Desmond considers ad rate hike for Sunday tabloid

Richard Desmond is understood to be pushing to charge as much as an extra £1,200 per page on full colour ads on his Daily Star Sunday tabloid, prompted by a boost in its circulation by almost 400,000 copy sales since the demise of the News of the World (NotW).

Richard Desmond: proprietor of the Daily Star Sunday
Richard Desmond: proprietor of the Daily Star Sunday

Sources have told Media Week that Northern & Shell executives have approached a number of media agencies, testing whether they would be able to push through rate increases on ads of between 10% and 20%.

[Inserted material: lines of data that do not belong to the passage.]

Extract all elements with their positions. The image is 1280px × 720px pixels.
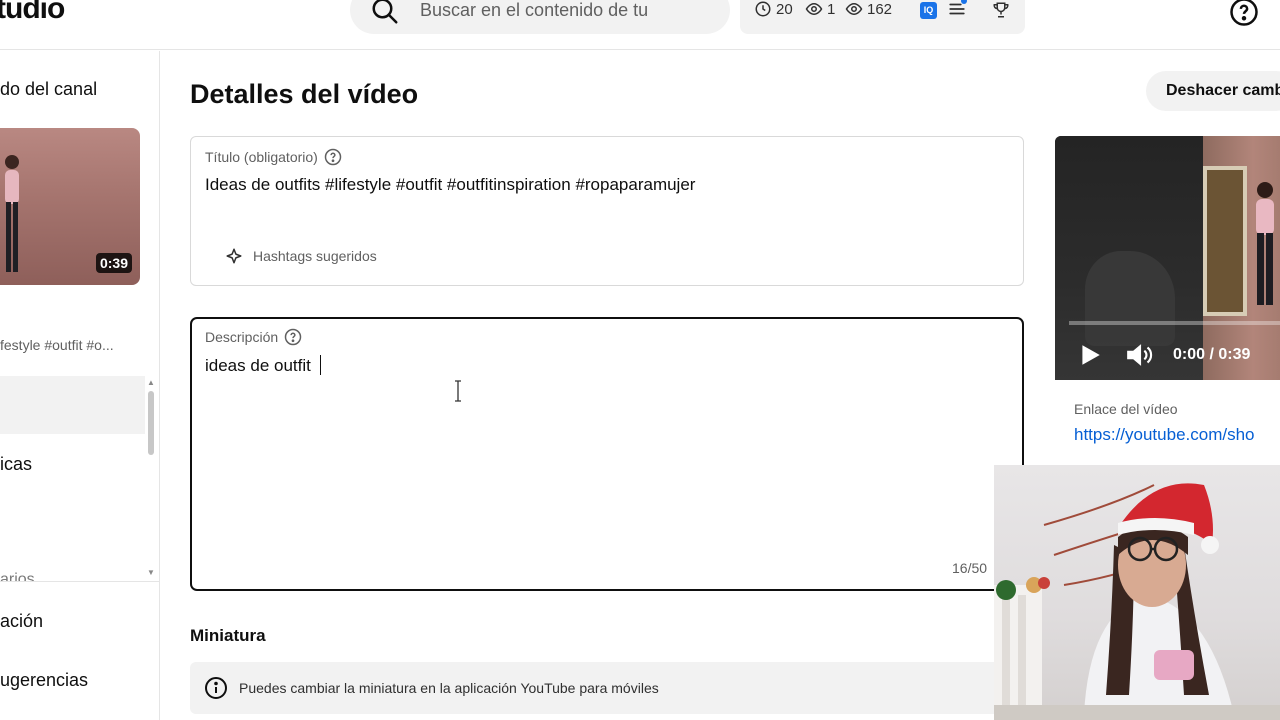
scroll-up-arrow[interactable]: ▲ [147,378,155,387]
description-label-text: Descripción [205,329,279,345]
left-sidebar: do del canal 0:39 festyle #outfit #o... … [0,51,160,720]
channel-content-link[interactable]: do del canal [0,79,97,100]
video-link-label: Enlace del vídeo [1074,401,1178,417]
description-field[interactable]: Descripción ideas de outfit 16/50 [190,317,1024,591]
preview-frame [1203,166,1247,316]
play-icon[interactable] [1077,341,1103,369]
person-figure [5,155,19,272]
volume-icon[interactable] [1125,341,1155,369]
info-icon [205,677,227,699]
help-icon[interactable] [284,328,302,346]
sparkle-icon [226,248,242,264]
page-title: Detalles del vídeo [190,79,419,109]
preview-person [1256,182,1274,305]
thumbnail-info-text: Puedes cambiar la miniatura en la aplica… [239,680,659,696]
video-link[interactable]: https://youtube.com/sho [1074,425,1255,445]
suggested-hashtags-button[interactable]: Hashtags sugeridos [225,247,377,265]
title-label-text: Título (obligatorio) [205,149,318,165]
thumbnail-section-title: Miniatura [190,626,266,645]
suggested-hashtags-label: Hashtags sugeridos [253,248,377,264]
sidebar-scrollbar[interactable] [148,391,154,455]
undo-changes-button[interactable]: Deshacer camb [1146,71,1280,111]
text-caret [319,355,321,375]
viewers-stat: 1 [805,0,835,18]
views-value: 162 [867,0,893,18]
description-label: Descripción [205,328,302,346]
search-icon[interactable] [370,0,400,26]
iq-icon[interactable]: IQ [920,2,937,19]
watch-time-stat: 20 [754,0,793,18]
trophy-icon[interactable] [992,0,1010,20]
webcam-person-image [994,483,1280,720]
thumbnail-duration: 0:39 [95,253,132,273]
title-field[interactable]: Título (obligatorio) Ideas de outfits #l… [190,136,1024,286]
sidebar-divider [0,581,159,582]
help-icon[interactable] [1229,0,1259,27]
top-bar: tudio Buscar en el contenido de tu 20 1 … [0,0,1280,50]
thumbnail-info-box: Puedes cambiar la miniatura en la aplica… [190,662,1024,714]
clock-icon [755,1,771,17]
studio-logo[interactable]: tudio [0,0,65,26]
scroll-down-arrow[interactable]: ▼ [147,568,155,577]
character-count: 16/50 [952,560,988,576]
video-time: 0:00 / 0:39 [1173,346,1251,363]
video-thumbnail[interactable]: 0:39 [0,128,140,285]
views-stat: 162 [845,0,892,18]
video-progress-bar[interactable] [1069,321,1280,325]
description-input[interactable]: ideas de outfit [205,355,321,376]
viewers-value: 1 [827,0,836,18]
stats-bar[interactable]: 20 1 162 IQ [740,0,1025,34]
preview-object [1085,251,1175,346]
sidebar-item-details-active[interactable] [0,376,145,434]
text-cursor-icon [455,380,461,402]
notification-dot [961,0,967,4]
search-bar[interactable]: Buscar en el contenido de tu [350,0,730,34]
sidebar-item-configuration[interactable]: ación [0,611,43,632]
title-input[interactable]: Ideas de outfits #lifestyle #outfit #out… [205,175,695,195]
sidebar-item-suggestions[interactable]: ugerencias [0,670,88,691]
help-icon[interactable] [324,148,342,166]
sidebar-item-comments[interactable]: arios [0,571,35,581]
webcam-overlay [994,465,1280,720]
watch-time-value: 20 [776,0,793,18]
sidebar-item-analytics[interactable]: icas [0,454,32,475]
title-label: Título (obligatorio) [205,148,342,166]
eye-icon [805,2,823,16]
eye-icon [845,2,863,16]
video-preview-player[interactable]: 0:00 / 0:39 [1055,136,1280,380]
video-title-preview: festyle #outfit #o... [0,337,114,353]
search-input[interactable]: Buscar en el contenido de tu [420,0,648,21]
description-text: ideas de outfit [205,356,316,375]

Full-colour page ads in the Daily Star Sunday can cost up to £6,000, but this can vary wildly depending on the arrangements between the tabloid and the media agency and advertisers.

There is believed to be little appetite for the rate increases, given the state of the newspaper advertising market, including a very tough August.

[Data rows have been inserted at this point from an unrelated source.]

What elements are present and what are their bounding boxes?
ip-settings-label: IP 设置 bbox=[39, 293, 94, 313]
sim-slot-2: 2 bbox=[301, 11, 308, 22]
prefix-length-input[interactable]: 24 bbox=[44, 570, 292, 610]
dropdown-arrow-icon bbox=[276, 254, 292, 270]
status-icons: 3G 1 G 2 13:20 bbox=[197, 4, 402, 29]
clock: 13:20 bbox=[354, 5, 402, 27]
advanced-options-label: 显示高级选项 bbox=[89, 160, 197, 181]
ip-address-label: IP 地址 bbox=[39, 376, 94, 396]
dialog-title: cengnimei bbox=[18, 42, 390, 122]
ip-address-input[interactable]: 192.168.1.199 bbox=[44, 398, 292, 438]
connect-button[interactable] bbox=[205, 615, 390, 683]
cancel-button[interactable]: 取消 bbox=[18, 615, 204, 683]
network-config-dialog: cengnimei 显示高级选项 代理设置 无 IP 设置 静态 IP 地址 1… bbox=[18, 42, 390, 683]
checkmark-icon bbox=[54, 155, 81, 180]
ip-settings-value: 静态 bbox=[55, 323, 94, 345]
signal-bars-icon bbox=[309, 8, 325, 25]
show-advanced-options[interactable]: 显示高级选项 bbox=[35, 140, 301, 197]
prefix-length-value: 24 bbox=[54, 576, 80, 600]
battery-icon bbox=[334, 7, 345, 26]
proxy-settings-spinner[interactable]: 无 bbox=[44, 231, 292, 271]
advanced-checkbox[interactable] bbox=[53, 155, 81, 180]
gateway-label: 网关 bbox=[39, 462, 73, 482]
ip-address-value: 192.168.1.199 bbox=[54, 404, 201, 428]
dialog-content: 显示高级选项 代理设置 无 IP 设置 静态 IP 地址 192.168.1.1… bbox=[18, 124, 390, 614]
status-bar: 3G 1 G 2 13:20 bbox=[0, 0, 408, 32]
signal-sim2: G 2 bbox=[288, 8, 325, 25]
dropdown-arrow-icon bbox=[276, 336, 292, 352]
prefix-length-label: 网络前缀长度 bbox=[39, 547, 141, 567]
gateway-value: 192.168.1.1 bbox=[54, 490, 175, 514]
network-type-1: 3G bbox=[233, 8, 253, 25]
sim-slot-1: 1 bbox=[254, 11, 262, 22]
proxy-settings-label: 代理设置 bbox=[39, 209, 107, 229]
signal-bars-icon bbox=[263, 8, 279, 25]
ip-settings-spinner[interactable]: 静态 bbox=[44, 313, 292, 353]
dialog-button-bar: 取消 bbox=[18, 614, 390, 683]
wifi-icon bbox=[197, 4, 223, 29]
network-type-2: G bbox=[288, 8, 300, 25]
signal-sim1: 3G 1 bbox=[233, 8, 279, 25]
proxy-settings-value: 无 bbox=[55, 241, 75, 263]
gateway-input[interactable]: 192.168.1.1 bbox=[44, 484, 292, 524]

Media agencies are also concerned that the Daily Star Sunday’s circulation boost may not be sustainable in the long term, and point to the absence of robust data to support the proposed hike in advertising.

Since the closure of the NotW, only one set of ABCs (Audit Bureau of Circulations) figures has been published – for July – revealing how rival national newspapers have benefited from its closure. The last issue of the NotW was published on 10 July.

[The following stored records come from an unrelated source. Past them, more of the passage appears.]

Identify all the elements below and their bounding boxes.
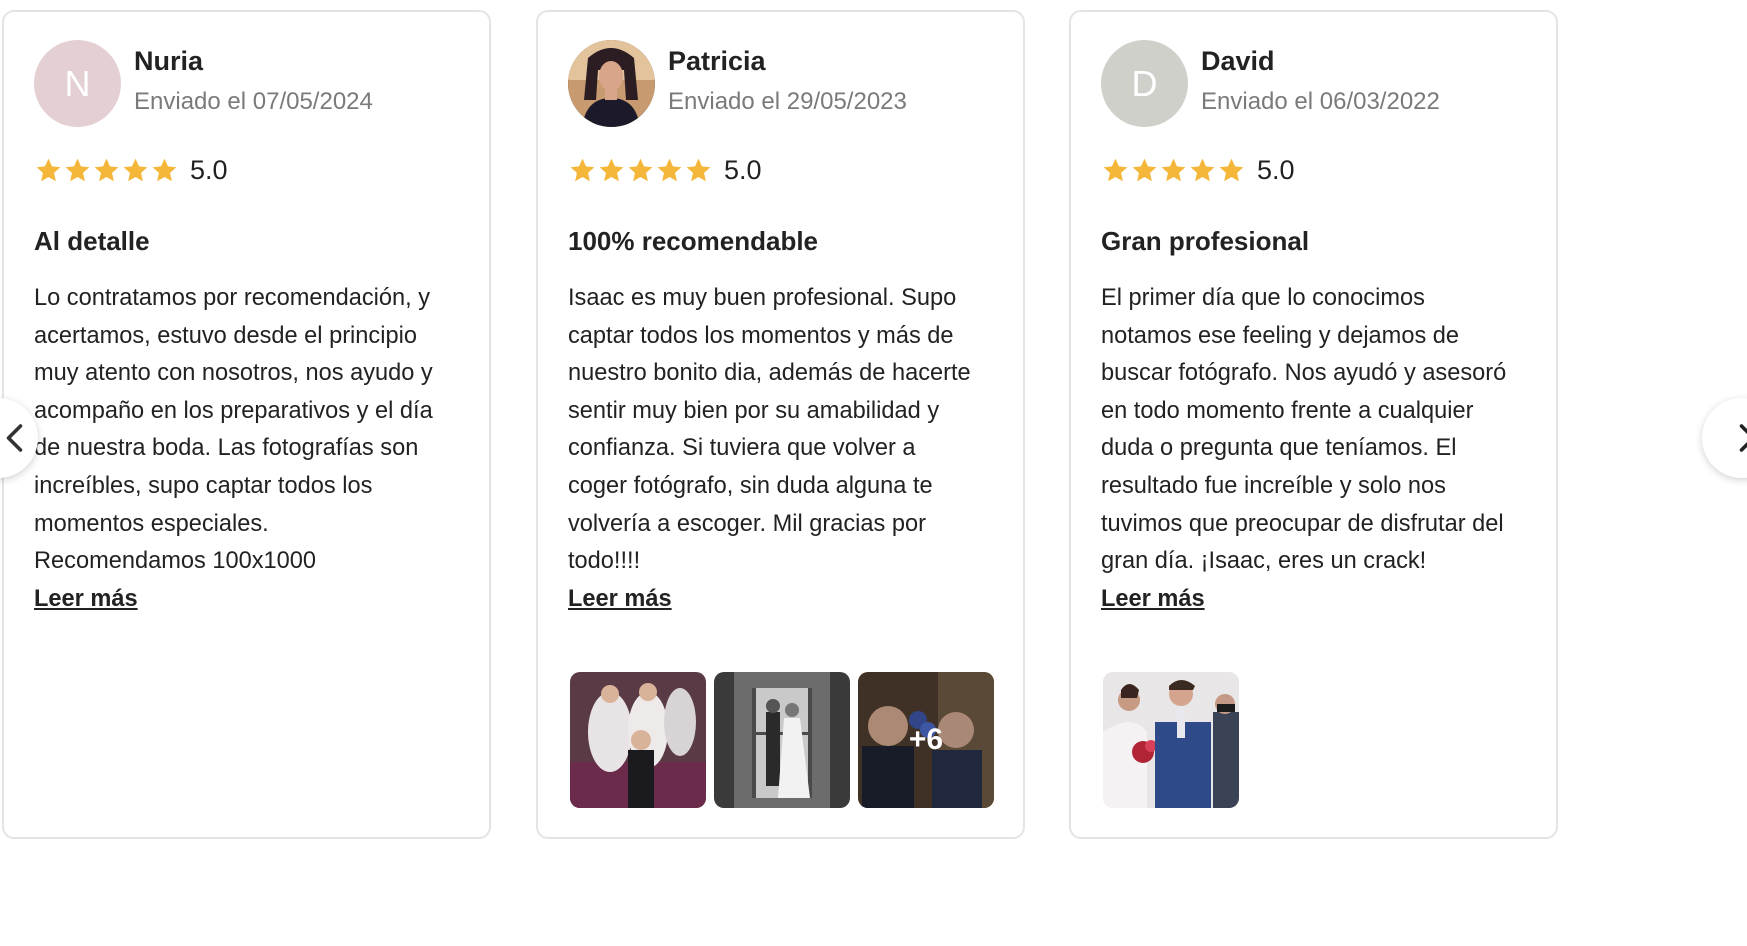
review-text-line: sentir muy bien por su amabilidad y: [568, 397, 940, 424]
star-icon: [599, 158, 624, 181]
photo-image: [714, 672, 850, 808]
review-title: Al detalle: [34, 226, 150, 256]
reviews-carousel: N Nuria Enviado el 07/05/2024 5.0 Al det…: [0, 0, 1747, 946]
read-more-link[interactable]: Leer más: [568, 581, 672, 619]
star-icon: [152, 158, 177, 181]
photo-image: [1103, 672, 1239, 808]
review-text-line: duda o pregunta que teníamos. El: [1101, 435, 1457, 462]
star-rating: [34, 156, 179, 185]
star-icon: [657, 158, 682, 181]
review-text-line: acertamos, estuvo desde el principio: [34, 322, 417, 349]
review-text-line: notamos ese feeling y dejamos de: [1101, 322, 1460, 349]
star-icon: [1190, 158, 1215, 181]
review-text-line: tuvimos que preocupar de disfrutar del: [1101, 510, 1504, 537]
review-text-line: nuestro bonito dia, además de hacerte: [568, 360, 971, 387]
review-text-line: Lo contratamos por recomendación, y: [34, 285, 431, 311]
review-text-line: momentos especiales.: [34, 510, 269, 537]
avatar: [568, 40, 655, 127]
read-more-link[interactable]: Leer más: [34, 581, 138, 619]
chevron-left-icon: [6, 424, 23, 452]
review-text-line: gran día. ¡Isaac, eres un crack!: [1101, 548, 1427, 575]
review-card: N Nuria Enviado el 07/05/2024 5.0 Al det…: [2, 10, 491, 839]
read-more-link[interactable]: Leer más: [1101, 581, 1205, 619]
reviewer-name: David: [1201, 46, 1275, 76]
review-text-line: volvería a escoger. Mil gracias por: [568, 510, 926, 537]
review-body: El primer día que lo conocimos notamos e…: [1101, 280, 1541, 618]
review-text-line: confianza. Si tuviera que volver a: [568, 435, 916, 462]
star-icon: [1219, 158, 1244, 181]
photo-image: [570, 672, 706, 808]
more-photos-count: +6: [858, 672, 994, 808]
rating: 5.0: [1101, 152, 1295, 188]
review-text-line: acompaño en los preparativos y el día: [34, 397, 433, 424]
rating-score: 5.0: [190, 154, 228, 185]
review-photo-thumbnail[interactable]: [570, 672, 706, 808]
review-text-line: buscar fotógrafo. Nos ayudó y asesoró: [1101, 360, 1507, 387]
review-text-line: increíbles, supo captar todos los: [34, 472, 373, 499]
star-rating: [1101, 156, 1246, 185]
star-rating: [568, 156, 713, 185]
review-date: Enviado el 06/03/2022: [1201, 88, 1440, 115]
review-date: Enviado el 29/05/2023: [668, 88, 907, 115]
avatar: N: [34, 40, 121, 127]
star-icon: [1103, 158, 1128, 181]
review-text-line: de nuestra boda. Las fotografías son: [34, 435, 419, 462]
rating-score: 5.0: [1257, 154, 1295, 185]
review-text-line: El primer día que lo conocimos: [1101, 285, 1425, 311]
review-text-line: en todo momento frente a cualquier: [1101, 397, 1474, 424]
review-text-line: muy atento con nosotros, nos ayudo y: [34, 360, 433, 387]
chevron-right-icon: [1739, 424, 1747, 452]
review-date: Enviado el 07/05/2024: [134, 88, 373, 115]
star-icon: [36, 158, 61, 181]
review-body: Lo contratamos por recomendación, y acer…: [34, 280, 474, 618]
review-text-line: resultado fue increíble y solo nos: [1101, 472, 1446, 499]
star-icon: [1132, 158, 1157, 181]
review-text-line: todo!!!!: [568, 548, 641, 575]
rating-score: 5.0: [724, 154, 762, 185]
review-card: D David Enviado el 06/03/2022 5.0 Gran p…: [1069, 10, 1558, 839]
review-card: Patricia Enviado el 29/05/2023 5.0 100% …: [536, 10, 1025, 839]
review-photo-thumbnail[interactable]: [714, 672, 850, 808]
star-icon: [123, 158, 148, 181]
reviewer-name: Patricia: [668, 46, 766, 76]
next-button[interactable]: [1702, 398, 1747, 478]
avatar: D: [1101, 40, 1188, 127]
star-icon: [628, 158, 653, 181]
review-photo-thumbnail[interactable]: +6: [858, 672, 994, 808]
review-title: 100% recomendable: [568, 226, 819, 256]
review-text-line: captar todos los momentos y más de: [568, 322, 954, 349]
rating: 5.0: [568, 152, 762, 188]
star-icon: [1161, 158, 1186, 181]
review-text-line: Isaac es muy buen profesional. Supo: [568, 285, 957, 311]
star-icon: [570, 158, 595, 181]
review-body: Isaac es muy buen profesional. Supo capt…: [568, 280, 1008, 618]
review-text-line: Recomendamos 100x1000: [34, 548, 316, 575]
review-text-line: coger fotógrafo, sin duda alguna te: [568, 472, 933, 499]
review-title: Gran profesional: [1101, 226, 1310, 256]
star-icon: [686, 158, 711, 181]
avatar-photo-icon: [568, 40, 655, 127]
reviewer-name: Nuria: [134, 46, 204, 76]
rating: 5.0: [34, 152, 228, 188]
review-photo-thumbnail[interactable]: [1103, 672, 1239, 808]
star-icon: [65, 158, 90, 181]
star-icon: [94, 158, 119, 181]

The top-five advertisers in the Daily Star Sunday are O2 (which spent £571,000 in the year ending August 31 2011), Sky (£509,000), Blockbuster (£393,000), Everything Everywhere (£258,000) and Fiat (£334,000), according to Nielsen.

Desmond’s approach to the circulation boost of the Daily Star Sunday is at odds with Sly Bailey’s Sunday Mirror, which has also benefited from the demise of the NotW.

According to unofficial estimates, the Sunday Mirror has boosted its circulation be nearly 900,000.

But agency sources claim Mirror executives have as yet not been out to monetise their circulation boost, believing there will be no appetite for rate increases across a tough national newspaper advertising market.

Northern & Shell was unavailable for comment, as was Trinity Mirror.